In this study, we report a case of a 30-year-old critically ill long-term mechanically ventilated patient with COVID-19 with severe lung inflammation and fibrosis treated with umbilical cord-derived MSCs (UC-MSCs).

A 30-year-old male patient with no known comorbidities presented on Jun 6 with myalgia, headache, shortness of breath with moderate efforts at illness day 3, SpO 2 > 95%, and a positive test for SARS-CoV-2 by nasopharyngeal reverse transcription (RT)-PCR. At this point, the CT scan showed parenchymal ground-glass opacities in up to 25% of the lung parenchyma. The patient was medicated and discharged, returning at illness day 6 with worsened dyspnea, SpO 2 = 88% at ambient air, >50% altered lung parenchyma on CT, being classified as severe (21) . He was admitted to the ICU at São Rafael Hospital, Salvador, Brazil, receiving oxygen therapy, bronchodilators, anticoagulant, methylprednisolone (120 mg/day), and antibiotics (ceftriaxone + azithromycin). The patient was treated with high-flow nasal oxygen, a non-rebreathing mask, and required pronation to sustain SpO 2 , but did not respond, progressing with desaturation, respiratory acidosis, and septic shock, requiring orotracheal intubation on illness day 15, being clinically diagnosed with critical COVID-19. Laboratory testing was consistent with cytokine storm, with reduced lymphocyte counts, increased Creactive protein (CRP), D-dimer, lactate dehydrogenase (LDH), fibrinogen, and ferritin, along with PaO 2 /FiO 2 < 200. The patient required vasoactive drugs to keep mean arterial pressure above 65 mmHg. On the following days, serial SARS-CoV-2 reverse transcription PCR (RT-PCR) results were persistently positive, and secondary infections with Stenotrophomonas and Klebsiella pneumoniae were detected in the tracheal aspirate, treated with antibiotics. Tracheostomy was performed on Jun 29. The patient presented clinical deterioration on illness day 30 and CT imaging demonstrated radiological worsening with an ARDS pattern, lesions affecting >75% of the lung parenchyma, and foci of interstitial fibrosis. A cell therapy protocol with UC-MSCs was then applied on a compassionate Frontiers in Medicine | www.frontiersin.org use basis, following informed consent given by the family of the patient.

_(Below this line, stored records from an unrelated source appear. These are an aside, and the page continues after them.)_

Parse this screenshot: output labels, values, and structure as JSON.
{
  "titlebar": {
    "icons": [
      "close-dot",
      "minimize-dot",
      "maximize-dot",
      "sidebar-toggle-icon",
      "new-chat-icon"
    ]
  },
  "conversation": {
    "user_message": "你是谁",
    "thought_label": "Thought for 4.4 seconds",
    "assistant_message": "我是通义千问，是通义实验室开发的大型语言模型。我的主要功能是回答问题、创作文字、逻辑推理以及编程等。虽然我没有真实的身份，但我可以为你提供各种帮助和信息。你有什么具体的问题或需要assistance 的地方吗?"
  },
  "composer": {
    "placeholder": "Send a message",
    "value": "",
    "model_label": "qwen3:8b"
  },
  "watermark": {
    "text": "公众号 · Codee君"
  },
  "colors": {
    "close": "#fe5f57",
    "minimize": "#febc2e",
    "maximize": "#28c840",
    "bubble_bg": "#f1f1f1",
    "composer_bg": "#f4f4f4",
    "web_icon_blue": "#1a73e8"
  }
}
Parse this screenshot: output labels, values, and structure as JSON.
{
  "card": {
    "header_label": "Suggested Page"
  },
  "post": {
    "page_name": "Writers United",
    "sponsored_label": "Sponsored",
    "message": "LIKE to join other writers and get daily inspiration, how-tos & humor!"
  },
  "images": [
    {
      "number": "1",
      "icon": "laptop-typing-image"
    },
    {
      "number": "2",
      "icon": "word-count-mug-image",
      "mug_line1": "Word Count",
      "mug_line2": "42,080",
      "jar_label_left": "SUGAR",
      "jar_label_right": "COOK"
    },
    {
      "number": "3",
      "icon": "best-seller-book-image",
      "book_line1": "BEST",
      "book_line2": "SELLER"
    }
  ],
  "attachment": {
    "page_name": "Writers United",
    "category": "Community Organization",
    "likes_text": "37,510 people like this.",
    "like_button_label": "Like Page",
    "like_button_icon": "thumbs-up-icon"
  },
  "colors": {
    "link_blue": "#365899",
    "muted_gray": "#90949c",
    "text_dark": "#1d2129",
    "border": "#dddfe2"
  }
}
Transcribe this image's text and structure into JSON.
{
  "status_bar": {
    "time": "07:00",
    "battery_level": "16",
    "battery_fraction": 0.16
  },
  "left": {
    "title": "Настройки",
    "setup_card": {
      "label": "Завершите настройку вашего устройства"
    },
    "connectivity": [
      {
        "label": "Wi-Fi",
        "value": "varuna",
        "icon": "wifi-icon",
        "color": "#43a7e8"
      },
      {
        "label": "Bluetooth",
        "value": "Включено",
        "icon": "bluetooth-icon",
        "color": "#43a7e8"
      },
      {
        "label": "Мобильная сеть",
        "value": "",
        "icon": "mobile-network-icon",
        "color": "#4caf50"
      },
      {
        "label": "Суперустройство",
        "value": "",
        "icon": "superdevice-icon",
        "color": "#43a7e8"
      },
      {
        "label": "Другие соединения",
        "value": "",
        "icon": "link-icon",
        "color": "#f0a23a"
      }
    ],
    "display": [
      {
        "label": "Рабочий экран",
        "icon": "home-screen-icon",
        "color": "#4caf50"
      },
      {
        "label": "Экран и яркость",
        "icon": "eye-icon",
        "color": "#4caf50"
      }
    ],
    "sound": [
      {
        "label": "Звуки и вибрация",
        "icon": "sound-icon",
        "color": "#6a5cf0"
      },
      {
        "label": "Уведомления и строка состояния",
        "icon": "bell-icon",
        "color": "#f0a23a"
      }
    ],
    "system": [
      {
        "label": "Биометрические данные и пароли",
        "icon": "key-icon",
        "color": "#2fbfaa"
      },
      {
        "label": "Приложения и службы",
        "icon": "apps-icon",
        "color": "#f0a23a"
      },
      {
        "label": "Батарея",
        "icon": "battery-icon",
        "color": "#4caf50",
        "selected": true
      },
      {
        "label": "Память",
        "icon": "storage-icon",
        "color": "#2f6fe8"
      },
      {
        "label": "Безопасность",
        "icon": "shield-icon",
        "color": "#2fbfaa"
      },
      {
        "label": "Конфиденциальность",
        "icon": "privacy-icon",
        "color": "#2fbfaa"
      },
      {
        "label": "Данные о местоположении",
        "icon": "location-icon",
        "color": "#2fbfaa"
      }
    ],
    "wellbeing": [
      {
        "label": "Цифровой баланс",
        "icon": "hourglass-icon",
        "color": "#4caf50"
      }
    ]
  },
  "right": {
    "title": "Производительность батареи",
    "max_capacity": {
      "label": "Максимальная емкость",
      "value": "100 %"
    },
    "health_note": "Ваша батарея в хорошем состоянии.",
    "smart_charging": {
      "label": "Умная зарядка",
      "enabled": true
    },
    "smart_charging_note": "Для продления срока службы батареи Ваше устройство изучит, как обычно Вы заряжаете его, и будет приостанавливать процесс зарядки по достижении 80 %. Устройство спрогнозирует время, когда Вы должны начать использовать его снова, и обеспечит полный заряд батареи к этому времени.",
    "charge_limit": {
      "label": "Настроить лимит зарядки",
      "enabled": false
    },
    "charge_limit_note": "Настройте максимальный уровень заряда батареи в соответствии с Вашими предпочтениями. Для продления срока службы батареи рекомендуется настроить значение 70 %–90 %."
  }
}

Mesenchymal stromal cells were obtained from the umbilical cord tissue at a cGMP facility at the Center for Biotechnology and Cell Therapy, São Rafael Hospital, Salvador, Brazil and cryopreserved at passage 3 in 50 ml of a cryopreservation solution containing Plasmalyte, 3% human albumin, and 5% dimethyl sulfoxide (DMSO) and stored in cryobags at <-135 • C. The identity of MSC was assessed by flow cytometry (Stemflow Human MSC Analysis kit, BD Biosciences, NJ, USA) and in vitro trilineage differentiation assays (StemPro Osteogenesis and Adipogenesis kits, Thermo Fisher Scientific, MA, USA) (Supplementary Figures 1A-E) . Genetic stability was evaluated by G-band karyotype, as previously described (22) (Supplementary Figure 1F) . Sterility was evaluated by culture for anaerobic, aerobic bacteria and fungi, endotoxin levels, and mycoplasma test. The potency was evaluated by measuring IDO1 mRNA expression by quantitative reverse transcription PCR (RT-qPCR) after stimulation with IFNγ ( Supplementary Figure 2A) , as described previously (23) . Finally, the product hemocompatibility was tested by evaluating tissue factor (CD142) expression by flow cytometry and by performing thromboelastography (TEG) studies in the citrate blood samples obtained from three different donors, as previously described (Supplementary Figures 2B-D) (24) . Finally, the cell viability was checked before cryopreservation, 48 h after, and at the time of infusion, by flow cytometry with 7AAD (BD Biosciences) (Supplementary Figure 2E) .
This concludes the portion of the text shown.